In summary, we have found a character \(f \in A_k(\widetilde{T})\), for which we know that \(f \not \in A_k(T)\), which shows that \(A_k(\widetilde{T})\ne A_k(T)\). This completes the proof.

4 Discussion and Outlook

The main result of this manuscript, namely that all binary phylogenetic trees with \(n\ge 20k\) leaves are uniquely defined by their induced alignments \(A_k(T)\), can be seen as an extension of Corollary 1, which is a consequence of the classic Buneman theorem 2 [1], as well as Proposition 2. Based on these results as well as based on the computational considerations from [4], we conjecture that the factor of 20 in Theorem 3 can be reduced. However, note that it was already shown in [2] that a factor of 2 is not sufficient whenever \(k\ge 3\) and \(n=2k\). In any case, studying the gap between 2 and 20 is an interesting area for further investigations.

Moreover, note that in [2], the fact that \(A_2(T)\) defines T was only used as a first step (namely, a necessary pre-requisite) to show that T can also be recovered when using maximum parsimony as a criterion for tree reconstruction.

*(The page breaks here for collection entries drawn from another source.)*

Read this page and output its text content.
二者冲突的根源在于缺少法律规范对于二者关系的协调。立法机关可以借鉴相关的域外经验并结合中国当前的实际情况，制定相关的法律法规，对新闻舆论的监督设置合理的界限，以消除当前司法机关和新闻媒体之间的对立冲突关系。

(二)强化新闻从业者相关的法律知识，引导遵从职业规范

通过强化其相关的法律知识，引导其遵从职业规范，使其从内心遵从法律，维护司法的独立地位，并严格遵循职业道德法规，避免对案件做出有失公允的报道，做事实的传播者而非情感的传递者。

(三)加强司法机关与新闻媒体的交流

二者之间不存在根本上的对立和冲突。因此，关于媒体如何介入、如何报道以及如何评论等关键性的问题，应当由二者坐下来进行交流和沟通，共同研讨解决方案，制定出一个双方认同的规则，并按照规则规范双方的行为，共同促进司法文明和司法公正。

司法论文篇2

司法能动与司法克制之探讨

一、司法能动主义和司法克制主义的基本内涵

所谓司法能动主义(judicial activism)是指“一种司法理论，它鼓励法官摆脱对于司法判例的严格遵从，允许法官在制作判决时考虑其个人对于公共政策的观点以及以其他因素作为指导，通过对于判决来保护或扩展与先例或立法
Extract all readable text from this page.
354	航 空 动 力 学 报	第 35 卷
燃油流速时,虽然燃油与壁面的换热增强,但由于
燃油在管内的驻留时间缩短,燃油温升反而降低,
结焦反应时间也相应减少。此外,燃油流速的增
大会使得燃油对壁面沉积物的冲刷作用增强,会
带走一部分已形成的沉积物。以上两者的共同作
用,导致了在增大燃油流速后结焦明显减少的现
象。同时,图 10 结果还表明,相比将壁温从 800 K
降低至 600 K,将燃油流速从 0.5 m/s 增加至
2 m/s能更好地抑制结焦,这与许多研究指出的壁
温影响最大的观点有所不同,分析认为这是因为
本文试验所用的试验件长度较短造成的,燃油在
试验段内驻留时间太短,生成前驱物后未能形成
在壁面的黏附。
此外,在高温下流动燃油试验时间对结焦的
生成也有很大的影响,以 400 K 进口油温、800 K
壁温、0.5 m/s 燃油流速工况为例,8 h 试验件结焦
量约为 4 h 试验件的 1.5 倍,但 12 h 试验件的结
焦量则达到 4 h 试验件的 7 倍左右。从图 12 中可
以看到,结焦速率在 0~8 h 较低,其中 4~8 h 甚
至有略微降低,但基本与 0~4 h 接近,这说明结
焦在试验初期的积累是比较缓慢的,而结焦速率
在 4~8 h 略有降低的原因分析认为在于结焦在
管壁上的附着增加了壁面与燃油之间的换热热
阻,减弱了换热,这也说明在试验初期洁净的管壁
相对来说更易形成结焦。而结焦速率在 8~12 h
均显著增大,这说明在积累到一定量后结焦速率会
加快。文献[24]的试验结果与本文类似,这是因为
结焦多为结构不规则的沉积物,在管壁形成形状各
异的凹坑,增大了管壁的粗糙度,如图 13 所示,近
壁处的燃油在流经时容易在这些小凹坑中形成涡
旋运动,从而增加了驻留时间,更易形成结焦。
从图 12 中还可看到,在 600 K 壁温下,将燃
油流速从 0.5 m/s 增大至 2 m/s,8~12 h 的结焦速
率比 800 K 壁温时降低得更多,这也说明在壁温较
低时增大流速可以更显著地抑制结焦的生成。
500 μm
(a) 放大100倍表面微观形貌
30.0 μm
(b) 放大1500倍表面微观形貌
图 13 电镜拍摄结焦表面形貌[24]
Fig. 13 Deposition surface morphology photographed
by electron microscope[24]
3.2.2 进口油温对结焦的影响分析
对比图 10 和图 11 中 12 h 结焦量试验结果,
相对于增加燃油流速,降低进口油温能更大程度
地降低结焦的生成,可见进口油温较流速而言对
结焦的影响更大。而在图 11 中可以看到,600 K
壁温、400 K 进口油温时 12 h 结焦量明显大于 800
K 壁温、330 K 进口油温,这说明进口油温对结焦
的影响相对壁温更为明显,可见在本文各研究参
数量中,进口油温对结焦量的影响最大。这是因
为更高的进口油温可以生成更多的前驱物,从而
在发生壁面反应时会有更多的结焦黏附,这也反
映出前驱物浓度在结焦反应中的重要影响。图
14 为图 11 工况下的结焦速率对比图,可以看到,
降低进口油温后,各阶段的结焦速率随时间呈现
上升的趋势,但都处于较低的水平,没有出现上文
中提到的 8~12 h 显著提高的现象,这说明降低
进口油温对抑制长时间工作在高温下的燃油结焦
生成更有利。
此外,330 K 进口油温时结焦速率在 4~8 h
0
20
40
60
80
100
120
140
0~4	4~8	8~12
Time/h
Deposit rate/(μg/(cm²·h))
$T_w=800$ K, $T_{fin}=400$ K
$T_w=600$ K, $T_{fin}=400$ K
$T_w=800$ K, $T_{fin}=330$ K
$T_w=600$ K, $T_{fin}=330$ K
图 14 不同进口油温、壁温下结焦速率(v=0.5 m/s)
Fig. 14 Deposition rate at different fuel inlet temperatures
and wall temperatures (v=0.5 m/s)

In particular, it was shown there that for all \(n \ge 9\), T is the so-called unique maximum parsimony tree for \(A_2(T)\), i.e., \(T=T'\), where \(T'\) is the tree minimizing \(l(A_2(T),T')\). In this regard, we consider the present manuscript as an important step to answer the same question for \(A_k(T)\) whenever \(n \ge 20k\): Can T be uniquely recovered from \(A_k(T)\) when maximum parsimony is used for tree reconstruction? This question is mathematically intriguing, but also relevant for biologists, as maximum parsimony as a simple tree reconstruction criterion is often considered valid whenever the number of changes is relatively small (cf., e.g., [5, 7]). But of course whenever \(A_k(T)\) does not uniquely define T, no tree reconstruction method will be able to uniquely recover T from \(A_k(T)\), which highlights the importance of characterizing cases when \(A_k(T)\) indeed does characterize T. Theorem 3 of the present manuscript represents an essential step in this regard.